I’ve worked hard to try and keep deeply connected to how it feels to play, and to invent my own worlds through drawing for my own amusement in a similar way to when I was young. It’s an obsession and a joy to pursue exploring the world through drawing and sharing it. Growing up, I was lucky that the scrap drawing paper in my home was nice, large, never-ending sheets of dot-matrix paper recycled from my dad’s work as a bridge engineer. Sometimes, this paper had CAD plan drawings on it, and I remember spending a lot of time colouring, scribbling, and playing on that side of the page. There must have been something in those technical drawings that my brain liked.
I have deep childhood memories of watching my dad on our holidays admiring massive dams or impressive bridges, and of observing him soak up all the detail and beauty of these drawings brought to life. My daydreamy child brain loved joining the dots between plan drawings, and being dwarfed by the epic structures as we walked across my dad’s bridges. This is my foundation for believing that drawing is magic.

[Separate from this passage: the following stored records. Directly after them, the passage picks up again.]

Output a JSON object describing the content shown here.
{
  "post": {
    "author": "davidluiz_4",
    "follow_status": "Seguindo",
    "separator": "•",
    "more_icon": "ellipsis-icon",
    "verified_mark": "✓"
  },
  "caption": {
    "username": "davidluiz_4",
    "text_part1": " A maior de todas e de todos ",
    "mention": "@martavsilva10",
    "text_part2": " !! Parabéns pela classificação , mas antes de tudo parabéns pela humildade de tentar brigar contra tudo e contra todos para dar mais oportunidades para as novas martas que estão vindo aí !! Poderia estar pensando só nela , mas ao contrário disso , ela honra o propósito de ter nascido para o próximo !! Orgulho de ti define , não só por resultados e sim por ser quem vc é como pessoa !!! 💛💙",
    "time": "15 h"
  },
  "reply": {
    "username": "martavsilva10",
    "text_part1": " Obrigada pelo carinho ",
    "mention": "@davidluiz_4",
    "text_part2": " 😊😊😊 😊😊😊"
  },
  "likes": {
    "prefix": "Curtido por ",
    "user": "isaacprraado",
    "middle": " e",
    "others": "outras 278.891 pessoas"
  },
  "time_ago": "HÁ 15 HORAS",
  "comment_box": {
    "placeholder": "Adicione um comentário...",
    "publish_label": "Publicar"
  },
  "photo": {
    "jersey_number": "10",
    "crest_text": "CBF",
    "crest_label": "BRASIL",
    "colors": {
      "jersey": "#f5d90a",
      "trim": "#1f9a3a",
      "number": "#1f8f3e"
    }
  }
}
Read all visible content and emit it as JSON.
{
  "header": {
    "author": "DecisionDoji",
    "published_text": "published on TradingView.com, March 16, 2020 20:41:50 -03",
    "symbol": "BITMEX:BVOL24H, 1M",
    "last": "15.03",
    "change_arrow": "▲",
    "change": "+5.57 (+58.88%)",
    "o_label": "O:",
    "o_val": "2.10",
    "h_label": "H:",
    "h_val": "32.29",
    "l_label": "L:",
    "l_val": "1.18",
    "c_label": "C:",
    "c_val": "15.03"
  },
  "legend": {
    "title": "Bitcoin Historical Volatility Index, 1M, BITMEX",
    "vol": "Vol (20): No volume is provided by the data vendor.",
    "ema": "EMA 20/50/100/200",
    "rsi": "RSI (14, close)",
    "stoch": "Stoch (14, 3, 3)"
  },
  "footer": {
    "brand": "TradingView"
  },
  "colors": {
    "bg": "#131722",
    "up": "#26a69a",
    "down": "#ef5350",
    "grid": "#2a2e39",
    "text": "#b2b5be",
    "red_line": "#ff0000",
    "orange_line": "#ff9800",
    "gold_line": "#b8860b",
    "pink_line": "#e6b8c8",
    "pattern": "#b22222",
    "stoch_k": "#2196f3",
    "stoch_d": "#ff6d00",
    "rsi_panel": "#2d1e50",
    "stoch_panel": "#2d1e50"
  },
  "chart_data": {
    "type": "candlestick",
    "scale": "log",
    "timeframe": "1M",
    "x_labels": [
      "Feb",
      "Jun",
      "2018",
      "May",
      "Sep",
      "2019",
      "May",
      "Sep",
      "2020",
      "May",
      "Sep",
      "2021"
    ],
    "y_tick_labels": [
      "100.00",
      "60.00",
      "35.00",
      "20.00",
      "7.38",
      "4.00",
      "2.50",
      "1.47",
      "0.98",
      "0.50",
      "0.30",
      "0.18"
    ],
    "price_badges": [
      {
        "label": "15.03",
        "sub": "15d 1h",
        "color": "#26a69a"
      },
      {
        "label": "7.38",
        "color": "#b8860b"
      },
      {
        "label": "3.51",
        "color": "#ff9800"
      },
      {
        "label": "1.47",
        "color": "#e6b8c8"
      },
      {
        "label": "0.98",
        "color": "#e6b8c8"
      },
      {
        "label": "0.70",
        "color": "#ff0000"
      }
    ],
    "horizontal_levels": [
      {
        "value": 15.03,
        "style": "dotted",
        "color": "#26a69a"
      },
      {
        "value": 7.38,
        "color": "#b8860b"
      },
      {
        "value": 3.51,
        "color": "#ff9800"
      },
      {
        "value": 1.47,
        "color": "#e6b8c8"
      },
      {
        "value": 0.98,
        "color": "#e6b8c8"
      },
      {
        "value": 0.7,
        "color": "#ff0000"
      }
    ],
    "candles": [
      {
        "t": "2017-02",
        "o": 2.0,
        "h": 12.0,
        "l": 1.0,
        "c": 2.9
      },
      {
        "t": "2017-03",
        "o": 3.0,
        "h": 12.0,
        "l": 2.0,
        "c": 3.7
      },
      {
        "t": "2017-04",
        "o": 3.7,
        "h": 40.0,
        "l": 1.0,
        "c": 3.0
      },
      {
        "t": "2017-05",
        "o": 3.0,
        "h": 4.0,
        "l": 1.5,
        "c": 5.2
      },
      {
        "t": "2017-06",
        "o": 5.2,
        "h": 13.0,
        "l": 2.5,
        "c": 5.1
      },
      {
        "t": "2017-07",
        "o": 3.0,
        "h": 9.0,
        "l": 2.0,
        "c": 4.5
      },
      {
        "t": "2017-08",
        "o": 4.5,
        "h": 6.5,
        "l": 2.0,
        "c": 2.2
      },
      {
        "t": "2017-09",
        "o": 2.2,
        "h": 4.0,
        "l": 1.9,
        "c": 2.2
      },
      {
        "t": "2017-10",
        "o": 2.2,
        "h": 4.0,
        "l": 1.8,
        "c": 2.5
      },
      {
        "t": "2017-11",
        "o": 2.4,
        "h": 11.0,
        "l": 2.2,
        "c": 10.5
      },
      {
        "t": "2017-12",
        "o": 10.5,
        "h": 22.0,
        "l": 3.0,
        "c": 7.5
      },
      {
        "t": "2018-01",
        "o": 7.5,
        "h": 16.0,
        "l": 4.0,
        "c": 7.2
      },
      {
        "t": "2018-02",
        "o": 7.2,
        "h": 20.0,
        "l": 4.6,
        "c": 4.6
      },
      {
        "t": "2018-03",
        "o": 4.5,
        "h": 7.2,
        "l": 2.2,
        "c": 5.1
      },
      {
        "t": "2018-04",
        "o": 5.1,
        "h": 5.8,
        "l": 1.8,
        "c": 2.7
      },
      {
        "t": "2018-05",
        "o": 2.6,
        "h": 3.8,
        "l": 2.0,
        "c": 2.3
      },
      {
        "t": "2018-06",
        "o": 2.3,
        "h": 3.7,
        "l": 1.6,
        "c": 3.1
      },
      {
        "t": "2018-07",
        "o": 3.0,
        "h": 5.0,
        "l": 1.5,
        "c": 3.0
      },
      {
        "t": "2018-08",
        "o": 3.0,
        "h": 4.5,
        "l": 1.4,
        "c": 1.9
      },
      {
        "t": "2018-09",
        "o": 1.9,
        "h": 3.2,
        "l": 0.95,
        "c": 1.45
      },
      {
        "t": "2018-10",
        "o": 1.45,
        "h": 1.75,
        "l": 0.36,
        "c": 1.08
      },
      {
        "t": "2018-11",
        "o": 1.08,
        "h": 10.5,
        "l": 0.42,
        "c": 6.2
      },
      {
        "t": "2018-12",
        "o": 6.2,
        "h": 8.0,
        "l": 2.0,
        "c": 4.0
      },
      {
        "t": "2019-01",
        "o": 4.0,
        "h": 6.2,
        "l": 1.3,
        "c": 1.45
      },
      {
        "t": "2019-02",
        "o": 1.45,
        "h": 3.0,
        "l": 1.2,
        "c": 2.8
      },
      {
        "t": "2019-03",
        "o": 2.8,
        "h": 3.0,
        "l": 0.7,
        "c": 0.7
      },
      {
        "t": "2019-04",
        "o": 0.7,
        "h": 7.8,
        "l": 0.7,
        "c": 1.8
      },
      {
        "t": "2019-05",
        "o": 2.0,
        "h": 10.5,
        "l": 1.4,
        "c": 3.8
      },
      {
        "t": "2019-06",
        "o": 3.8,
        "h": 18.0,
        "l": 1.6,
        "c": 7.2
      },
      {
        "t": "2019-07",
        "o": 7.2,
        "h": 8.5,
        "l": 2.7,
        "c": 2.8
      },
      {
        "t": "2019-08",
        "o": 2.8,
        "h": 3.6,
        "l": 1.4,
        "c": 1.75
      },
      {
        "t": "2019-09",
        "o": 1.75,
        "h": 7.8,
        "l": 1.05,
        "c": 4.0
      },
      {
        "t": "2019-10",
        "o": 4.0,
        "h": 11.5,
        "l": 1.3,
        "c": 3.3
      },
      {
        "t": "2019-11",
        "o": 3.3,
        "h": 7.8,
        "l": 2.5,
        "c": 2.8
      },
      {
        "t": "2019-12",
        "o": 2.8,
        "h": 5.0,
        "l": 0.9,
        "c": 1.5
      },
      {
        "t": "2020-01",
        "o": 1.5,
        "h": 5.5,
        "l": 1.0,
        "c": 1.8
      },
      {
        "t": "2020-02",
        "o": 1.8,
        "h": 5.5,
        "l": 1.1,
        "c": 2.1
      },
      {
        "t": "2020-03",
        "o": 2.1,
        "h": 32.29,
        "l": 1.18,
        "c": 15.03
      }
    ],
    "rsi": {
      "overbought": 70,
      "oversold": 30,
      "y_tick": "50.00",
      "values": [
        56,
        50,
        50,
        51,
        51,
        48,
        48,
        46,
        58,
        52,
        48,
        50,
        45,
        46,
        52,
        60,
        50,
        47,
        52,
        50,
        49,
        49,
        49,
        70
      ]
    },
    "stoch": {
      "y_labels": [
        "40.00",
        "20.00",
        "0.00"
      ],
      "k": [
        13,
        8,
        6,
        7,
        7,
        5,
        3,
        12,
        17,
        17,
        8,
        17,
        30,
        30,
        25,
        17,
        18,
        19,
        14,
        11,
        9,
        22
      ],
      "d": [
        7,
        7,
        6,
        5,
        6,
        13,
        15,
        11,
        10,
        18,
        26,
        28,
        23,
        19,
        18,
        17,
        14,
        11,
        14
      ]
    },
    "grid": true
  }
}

I have a strong feeling that every “thing” that has been made by humans had to be drawn first. I always include this message when I work with primary school–aged kids, and I believe it. If we draw it, we can make it come to life. I love teaching creative process in the schools that I visit. Asking young people to trust the process and to follow my recipe is good practice for creative play. Watching them work reminds me that the best part of drawing is letting go; there’s plenty of room for joy and impressing yourself.
In classrooms, I love making it clear that while we might paint a mural or make a book together, what I’m really teaching is a creative process. When we respect the process it becomes invisible, and we can focus on the joy of a satisfying outcome, learn something, make mistakes, and take that forward to the next project. I love enthusiastically sharing my messiest sketches, and all the rough thinking that becomes the foundation for larger scale projects.
Taking students’ rough and honest sketches and scaling them up in bold and bright ways is pure joy. There are plenty of chances to demonstrate how it’s easy to underestimate where all the hard work is done when it comes to painting murals. I love to demystify big things that look complicated and massive, and break them into smaller pieces. I want to empower young people to invent their own processes for being creative. I like to share with students a mural project of mine from 2020, at Ascot Vale. It’s a ten-metre-tall mural, which starts ten metres off the ground. My process is the same for big paintings like this and the walls that I paint with students. I like showing my roughest sketches, and thinking about my inspiration to paint native birds, using a simple grid to scale and navigate the logistics – and fun – of painting on a building site.
I believe that it all starts with play and broad thinking that can lead to a strong, balanced design. Classroom sessions are a time for playing and doing the work of problem-solving at the design stage, to allow for days of fun and painting in the sun. When all the thinking has been done, I can see the meditative power of filling large vertical space with a clean coat of block colour, using a nice chunky brush and wearing your messiest clothes. I could fill a book with the sound bites of deep wisdom I’ve overheard while in the presence of young people having a big think about the joy of painting while trusting in the freedom of a creative process.